As cries for mass virus testing continue to build across the U.S. as a way to restart the economy and plan for a safe return to school this fall, statistics experts are showing that we can dramatically expand our ability to identify cases without additional equipment or resources.
All it takes is math.
In an article published today in SIAM News , researchers at Stanford University show how we can rapidly scale up detection of COVID-19 cases with proven mathematical and statistical research that has been around for decades and used successfully for virus and antibody testing in previous crises. By applying the right math to virus testing, more people can be assessed using fewer test kits, they explain. Positive cases will still be accurately identified, and people can then self-isolate to control virus spread.
“Mass testing gives us a safe path out of lockdown, and just by using math, we can do that today,” said David Donoho, a Stanford University statistics professor who co-authored the article with Stanford University researchers Mahsa Lofti and Batu Ozturkler. Finding COVID-19 cases from fewer test results is a math puzzle that mathematicians can solve, so the U.S. could effectively expand testing using existing equipment already installed across the country, Donoho notes.
By using advanced math concepts such as group testing, specimen pooling, linear algebra and optimization, it’s possible to form pools of samples from several patients, perform a reduced number of tests on those combined samples, and still identify infected patients as if each sample had been tested individually, Donoho explains. Experiments show the ability to detect the presence of COVID-19 in just one infected person whose samples are pooled together with dozens of people with no virus. “Proper design of specimen pools, together with math, allows us to identify the infected person,” he says.
David Donoho, Stanford University statistics professor .
“Right now, our country is operating on a paradigm that says for each person we test, we need to use one test kit,” Donoho says. “The reality is, we might only need 10 kits to understand the COVID-19 status of 100 people, meaning we could save a factor of 10 times the money and effort, savings that could then be used to test more people or the same group of people more frequently.”
The mass virus testing concepts outlined in the article have already been successfully used at Stanford University Medical Center, where 11,000 people were tested to facilitate the center’s safe reopening of non-essential services, and Donoho is calling for more widespread application of the techniques to enable further mass testing.

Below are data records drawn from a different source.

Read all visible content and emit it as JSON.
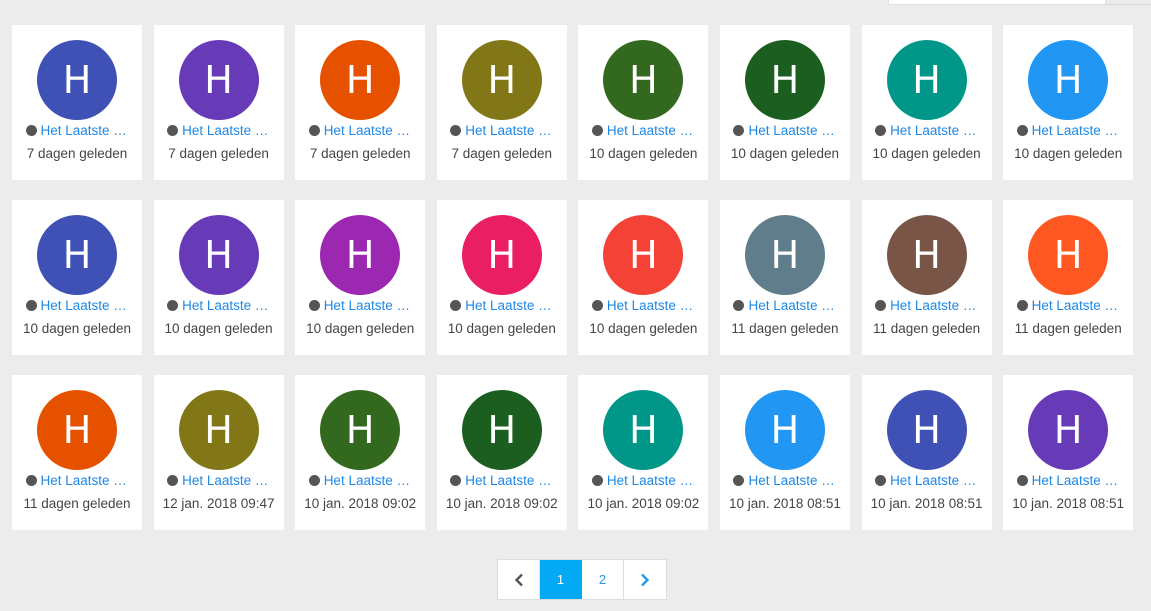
{
  "cards": [
    {
      "initial": "H",
      "name": "Het Laatste Nieuws",
      "time": "7 dagen geleden",
      "color": "#3f51b5"
    },
    {
      "initial": "H",
      "name": "Het Laatste Nieuws",
      "time": "7 dagen geleden",
      "color": "#673ab7"
    },
    {
      "initial": "H",
      "name": "Het Laatste Nieuws",
      "time": "7 dagen geleden",
      "color": "#e65100"
    },
    {
      "initial": "H",
      "name": "Het Laatste Nieuws",
      "time": "7 dagen geleden",
      "color": "#827717"
    },
    {
      "initial": "H",
      "name": "Het Laatste Nieuws",
      "time": "10 dagen geleden",
      "color": "#33691e"
    },
    {
      "initial": "H",
      "name": "Het Laatste Nieuws",
      "time": "10 dagen geleden",
      "color": "#1b5e20"
    },
    {
      "initial": "H",
      "name": "Het Laatste Nieuws",
      "time": "10 dagen geleden",
      "color": "#009688"
    },
    {
      "initial": "H",
      "name": "Het Laatste Nieuws",
      "time": "10 dagen geleden",
      "color": "#2196f3"
    },
    {
      "initial": "H",
      "name": "Het Laatste Nieuws",
      "time": "10 dagen geleden",
      "color": "#3f51b5"
    },
    {
      "initial": "H",
      "name": "Het Laatste Nieuws",
      "time": "10 dagen geleden",
      "color": "#673ab7"
    },
    {
      "initial": "H",
      "name": "Het Laatste Nieuws",
      "time": "10 dagen geleden",
      "color": "#9c27b0"
    },
    {
      "initial": "H",
      "name": "Het Laatste Nieuws",
      "time": "10 dagen geleden",
      "color": "#e91e63"
    },
    {
      "initial": "H",
      "name": "Het Laatste Nieuws",
      "time": "10 dagen geleden",
      "color": "#f44336"
    },
    {
      "initial": "H",
      "name": "Het Laatste Nieuws",
      "time": "11 dagen geleden",
      "color": "#607d8b"
    },
    {
      "initial": "H",
      "name": "Het Laatste Nieuws",
      "time": "11 dagen geleden",
      "color": "#795548"
    },
    {
      "initial": "H",
      "name": "Het Laatste Nieuws",
      "time": "11 dagen geleden",
      "color": "#ff5722"
    },
    {
      "initial": "H",
      "name": "Het Laatste Nieuws",
      "time": "11 dagen geleden",
      "color": "#e65100"
    },
    {
      "initial": "H",
      "name": "Het Laatste Nieuws",
      "time": "12 jan. 2018 09:47",
      "color": "#827717"
    },
    {
      "initial": "H",
      "name": "Het Laatste Nieuws",
      "time": "10 jan. 2018 09:02",
      "color": "#33691e"
    },
    {
      "initial": "H",
      "name": "Het Laatste Nieuws",
      "time": "10 jan. 2018 09:02",
      "color": "#1b5e20"
    },
    {
      "initial": "H",
      "name": "Het Laatste Nieuws",
      "time": "10 jan. 2018 09:02",
      "color": "#009688"
    },
    {
      "initial": "H",
      "name": "Het Laatste Nieuws",
      "time": "10 jan. 2018 08:51",
      "color": "#2196f3"
    },
    {
      "initial": "H",
      "name": "Het Laatste Nieuws",
      "time": "10 jan. 2018 08:51",
      "color": "#3f51b5"
    },
    {
      "initial": "H",
      "name": "Het Laatste Nieuws",
      "time": "10 jan. 2018 08:51",
      "color": "#673ab7"
    }
  ],
  "pagination": {
    "prev_icon": "chevron-left-icon",
    "pages": [
      "1",
      "2"
    ],
    "active_page": "1",
    "next_icon": "chevron-right-icon",
    "active_color": "#03a9f4"
  }
}
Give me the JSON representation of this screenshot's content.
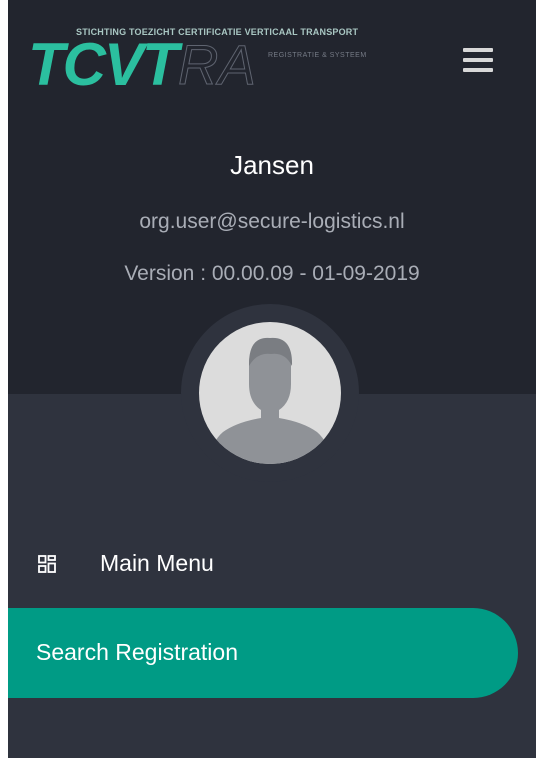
{
  "logo": {
    "tagline": "STICHTING TOEZICHT CERTIFICATIE VERTICAAL TRANSPORT",
    "main": "TCVT",
    "sub": "RA",
    "sub_small": "REGISTRATIE & SYSTEEM"
  },
  "user": {
    "name": "Jansen",
    "email": "org.user@secure-logistics.nl",
    "version": "Version : 00.00.09 - 01-09-2019"
  },
  "nav": {
    "items": [
      {
        "label": "Main Menu",
        "icon": "grid-icon",
        "active": false
      },
      {
        "label": "Search Registration",
        "active": true
      }
    ]
  },
  "colors": {
    "accent": "#009b85",
    "header_bg": "#22252e",
    "drawer_bg": "#2f333e",
    "logo_green": "#2bbf9f"
  },
  "icons": {
    "menu": "hamburger-menu-icon",
    "avatar": "user-avatar-icon"
  }
}
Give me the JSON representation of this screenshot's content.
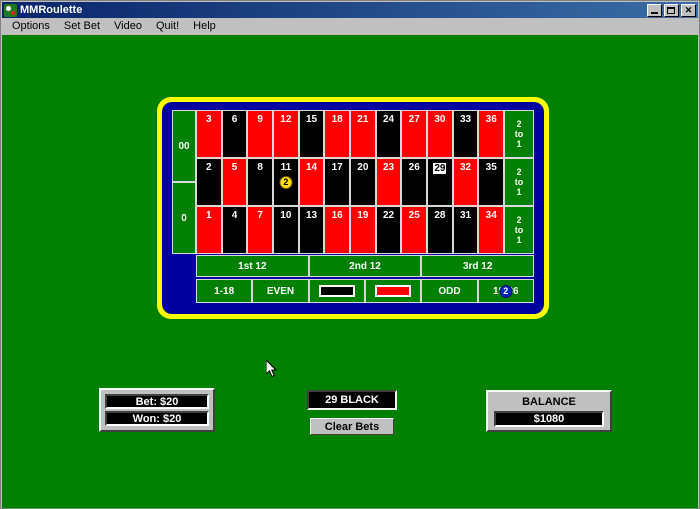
{
  "window": {
    "title": "MMRoulette",
    "icon": "roulette-icon",
    "buttons": {
      "minimize": "_",
      "maximize": "□",
      "close": "✕"
    }
  },
  "menu": {
    "items": [
      {
        "label": "Options"
      },
      {
        "label": "Set Bet"
      },
      {
        "label": "Video"
      },
      {
        "label": "Quit!"
      },
      {
        "label": "Help"
      }
    ]
  },
  "table": {
    "zeros": [
      {
        "label": "00"
      },
      {
        "label": "0"
      }
    ],
    "rows": [
      [
        {
          "n": "3",
          "color": "red"
        },
        {
          "n": "6",
          "color": "black"
        },
        {
          "n": "9",
          "color": "red"
        },
        {
          "n": "12",
          "color": "red"
        },
        {
          "n": "15",
          "color": "black"
        },
        {
          "n": "18",
          "color": "red"
        },
        {
          "n": "21",
          "color": "red"
        },
        {
          "n": "24",
          "color": "black"
        },
        {
          "n": "27",
          "color": "red"
        },
        {
          "n": "30",
          "color": "red"
        },
        {
          "n": "33",
          "color": "black"
        },
        {
          "n": "36",
          "color": "red"
        }
      ],
      [
        {
          "n": "2",
          "color": "black"
        },
        {
          "n": "5",
          "color": "red"
        },
        {
          "n": "8",
          "color": "black"
        },
        {
          "n": "11",
          "color": "black",
          "chip": {
            "value": "2",
            "color": "yellow"
          }
        },
        {
          "n": "14",
          "color": "red"
        },
        {
          "n": "17",
          "color": "black"
        },
        {
          "n": "20",
          "color": "black"
        },
        {
          "n": "23",
          "color": "red"
        },
        {
          "n": "26",
          "color": "black"
        },
        {
          "n": "29",
          "color": "black",
          "highlight": true
        },
        {
          "n": "32",
          "color": "red"
        },
        {
          "n": "35",
          "color": "black"
        }
      ],
      [
        {
          "n": "1",
          "color": "red"
        },
        {
          "n": "4",
          "color": "black"
        },
        {
          "n": "7",
          "color": "red"
        },
        {
          "n": "10",
          "color": "black"
        },
        {
          "n": "13",
          "color": "black"
        },
        {
          "n": "16",
          "color": "red"
        },
        {
          "n": "19",
          "color": "red"
        },
        {
          "n": "22",
          "color": "black"
        },
        {
          "n": "25",
          "color": "red"
        },
        {
          "n": "28",
          "color": "black"
        },
        {
          "n": "31",
          "color": "black"
        },
        {
          "n": "34",
          "color": "red"
        }
      ]
    ],
    "column_bets": [
      {
        "line1": "2",
        "line2": "to",
        "line3": "1"
      },
      {
        "line1": "2",
        "line2": "to",
        "line3": "1"
      },
      {
        "line1": "2",
        "line2": "to",
        "line3": "1"
      }
    ],
    "dozens": [
      {
        "label": "1st 12"
      },
      {
        "label": "2nd 12"
      },
      {
        "label": "3rd 12"
      }
    ],
    "outside": [
      {
        "label": "1-18",
        "kind": "text"
      },
      {
        "label": "EVEN",
        "kind": "text"
      },
      {
        "label": "",
        "kind": "swatch-black"
      },
      {
        "label": "",
        "kind": "swatch-red"
      },
      {
        "label": "ODD",
        "kind": "text"
      },
      {
        "label": "19-36",
        "kind": "text",
        "chip": {
          "value": "2",
          "color": "blue"
        }
      }
    ]
  },
  "status": {
    "bet_label": "Bet: $20",
    "won_label": "Won: $20",
    "result": "29 BLACK",
    "clear_bets_label": "Clear Bets",
    "balance_title": "BALANCE",
    "balance_value": "$1080"
  },
  "colors": {
    "felt": "#008000",
    "table_border": "#ffff00",
    "table_inner": "#0000a0",
    "red": "#ff0000",
    "black": "#000000",
    "green": "#008000",
    "chip_yellow": "#ffe000",
    "chip_blue": "#0020c0"
  }
}
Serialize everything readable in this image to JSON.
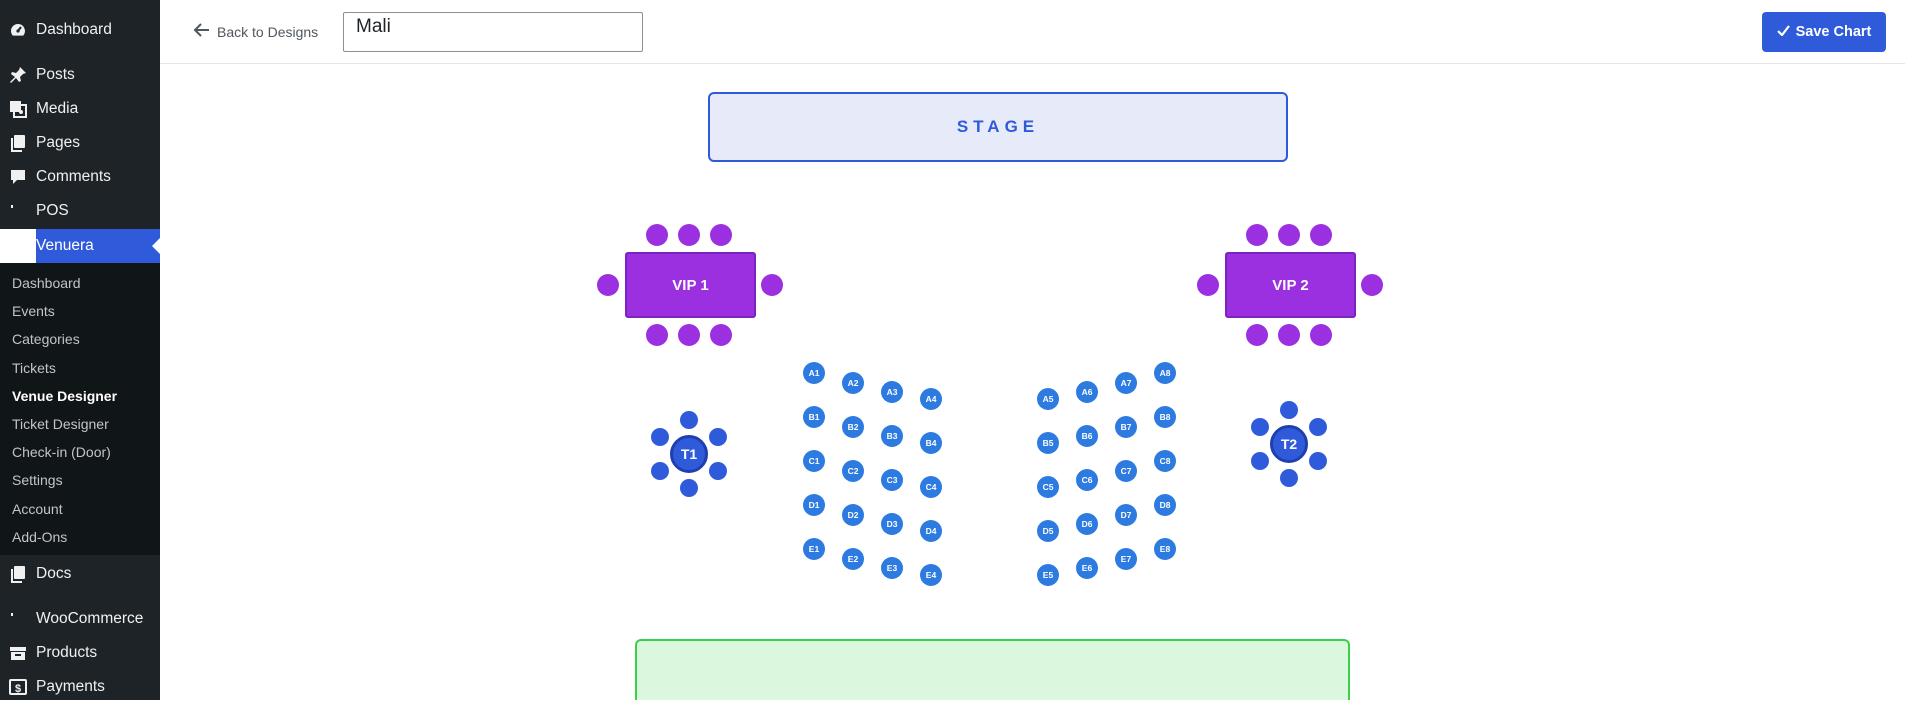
{
  "menu": {
    "dashboard": "Dashboard",
    "posts": "Posts",
    "media": "Media",
    "pages": "Pages",
    "comments": "Comments",
    "pos": "POS",
    "venuera": "Venuera",
    "docs": "Docs",
    "woocommerce": "WooCommerce",
    "products": "Products",
    "payments": "Payments"
  },
  "submenu": [
    "Dashboard",
    "Events",
    "Categories",
    "Tickets",
    "Venue Designer",
    "Ticket Designer",
    "Check-in (Door)",
    "Settings",
    "Account",
    "Add-Ons"
  ],
  "submenu_active": "Venue Designer",
  "toolbar": {
    "back_label": "Back to Designs",
    "design_name": "Mali",
    "save_label": "Save Chart"
  },
  "chart": {
    "stage_label": "STAGE",
    "vip_tables": [
      "VIP 1",
      "VIP 2"
    ],
    "round_tables": [
      "T1",
      "T2"
    ],
    "left_block": [
      [
        "A1",
        "A2",
        "A3",
        "A4"
      ],
      [
        "B1",
        "B2",
        "B3",
        "B4"
      ],
      [
        "C1",
        "C2",
        "C3",
        "C4"
      ],
      [
        "D1",
        "D2",
        "D3",
        "D4"
      ],
      [
        "E1",
        "E2",
        "E3",
        "E4"
      ]
    ],
    "right_block": [
      [
        "A5",
        "A6",
        "A7",
        "A8"
      ],
      [
        "B5",
        "B6",
        "B7",
        "B8"
      ],
      [
        "C5",
        "C6",
        "C7",
        "C8"
      ],
      [
        "D5",
        "D6",
        "D7",
        "D8"
      ],
      [
        "E5",
        "E6",
        "E7",
        "E8"
      ]
    ]
  },
  "colors": {
    "accent": "#2f5bdb",
    "vip": "#9b30e0",
    "seat": "#2d7be0",
    "floor": "#dbf7dd",
    "sidebar": "#1d2327"
  }
}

“Other places in the U.S. are doing this – for example, the University and State of Nebraska – some national governments around the world are starting to do it, and now America needs to do it, big time,” he says, referring to a recent FDA approval specifically for mass group testing of COVID-19. “We can thank all of the mathematicians who did this work years ago because they thought it was going to be needed someday. They showed it can be done and now that it’s needed, it’s up to us to do the math.”